Well Carpetburn... You must be in the wrong profession,(whatever you do!) you should be into building design consultation, you obviously know much, much more than all of BT (and pretty much every other city building designer!)

  • andyvr
  • over 7 years ago

Out of curiosity Carpetburn... how old are you? 16? 17? Cant be much more than that. You have no understanding what-so-ever of how telecommunications, planning or building design works. The 21CN network is capable of re-routing everything when issues happen, however when the point where everything terminates goes down of the **** can it re-route it? Use common sense.

  • TaRkADaHl
  • over 7 years ago


Will someone please change the record - or smack CARPETBURN in the teeth.

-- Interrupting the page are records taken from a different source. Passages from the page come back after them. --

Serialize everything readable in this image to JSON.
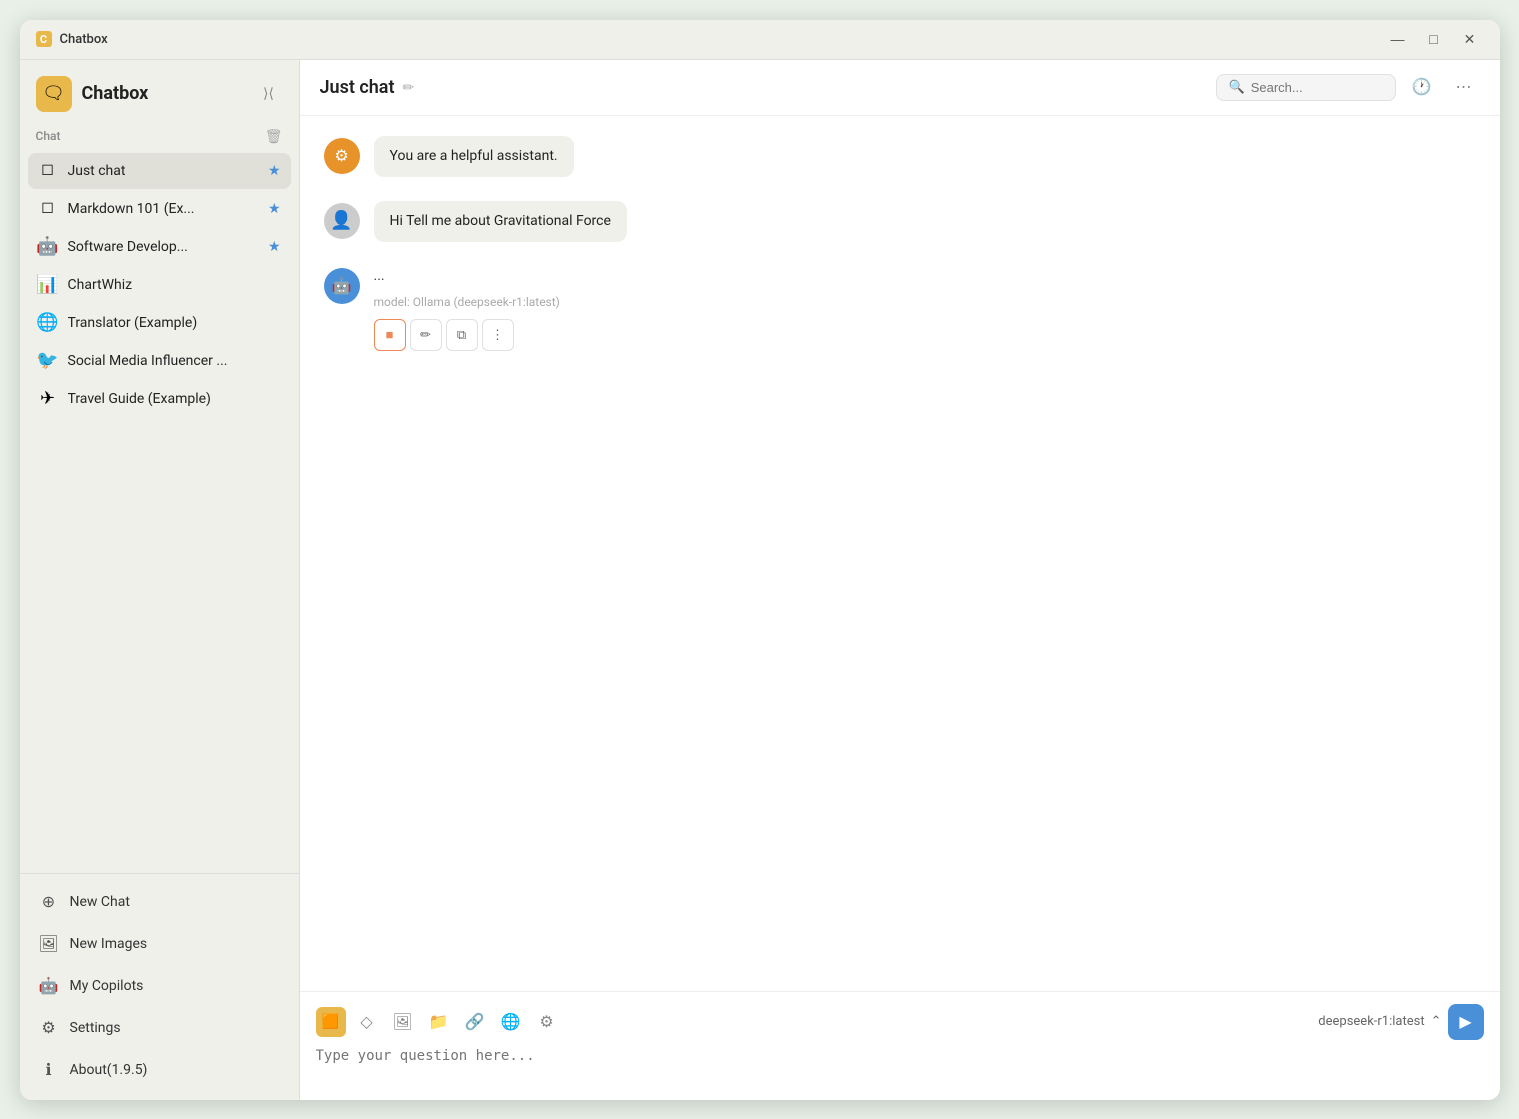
{
  "app": {
    "title": "Chatbox",
    "logo": "🗨",
    "version": "1.9.5"
  },
  "titlebar": {
    "title": "Chatbox",
    "minimize": "—",
    "maximize": "□",
    "close": "✕"
  },
  "sidebar": {
    "section_label": "Chat",
    "items": [
      {
        "id": "just-chat",
        "label": "Just chat",
        "icon": "☐",
        "starred": true,
        "active": true
      },
      {
        "id": "markdown-101",
        "label": "Markdown 101 (Ex...",
        "icon": "☐",
        "starred": true,
        "active": false
      },
      {
        "id": "software-develop",
        "label": "Software Develop...",
        "icon": "🤖",
        "starred": true,
        "active": false
      },
      {
        "id": "chartwhiz",
        "label": "ChartWhiz",
        "icon": "📊",
        "starred": false,
        "active": false
      },
      {
        "id": "translator",
        "label": "Translator (Example)",
        "icon": "🌐",
        "starred": false,
        "active": false
      },
      {
        "id": "social-media",
        "label": "Social Media Influencer ...",
        "icon": "🐦",
        "starred": false,
        "active": false
      },
      {
        "id": "travel-guide",
        "label": "Travel Guide (Example)",
        "icon": "✈",
        "starred": false,
        "active": false
      }
    ],
    "bottom_items": [
      {
        "id": "new-chat",
        "label": "New Chat",
        "icon": "⊕"
      },
      {
        "id": "new-images",
        "label": "New Images",
        "icon": "🖼"
      },
      {
        "id": "my-copilots",
        "label": "My Copilots",
        "icon": "🤖"
      },
      {
        "id": "settings",
        "label": "Settings",
        "icon": "⚙"
      },
      {
        "id": "about",
        "label": "About(1.9.5)",
        "icon": "ℹ"
      }
    ]
  },
  "chat": {
    "title": "Just chat",
    "search_placeholder": "Search...",
    "messages": [
      {
        "id": "system-msg",
        "role": "system",
        "avatar_type": "system",
        "avatar_char": "⚙",
        "content": "You are a helpful assistant."
      },
      {
        "id": "user-msg",
        "role": "user",
        "avatar_type": "user",
        "avatar_char": "👤",
        "content": "Hi Tell me about Gravitational Force"
      },
      {
        "id": "assistant-msg",
        "role": "assistant",
        "avatar_type": "assistant",
        "avatar_char": "🤖",
        "content": "...",
        "model": "model: Ollama (deepseek-r1:latest)"
      }
    ],
    "input_placeholder": "Type your question here...",
    "model_selector": "deepseek-r1:latest",
    "model_selector_arrow": "⌃"
  },
  "toolbar": {
    "stop_label": "■",
    "edit_label": "✏",
    "copy_label": "⧉",
    "more_label": "⋮",
    "input_icons": [
      "🟧",
      "◇",
      "🖼",
      "📁",
      "🔗",
      "🌐",
      "⚙"
    ]
  }
}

On and on and on about BT - whatever the news or question he has to slate BT. Where would communications in this country be without the research BT has done in terrestrial, GSM, satellite and many other fields.

CARPETBURN has no real life experience and needs to SHUT UP as everyone is getting totally p'd off with his pointless and inaccurate comments

  • zebedeeeeee
  • over 7 years ago

LOL you BT fanboys and your personal insults, you all need to calm down before your rage ignites your shares.
@ TaRkADaHl..... Thats right im only 16, and heres a typical 16 year old reply to you in song form...
http://tinyurl.com/yhkepo2
And before an idiot moans thats copyright free.

  • CARPETBURN
  • over 7 years ago

CB - then try writing sensibly.

  • Somerset
  • over 7 years ago

quote"CB - then try writing sensibly."

Try crawling out of that warm, brown BT place.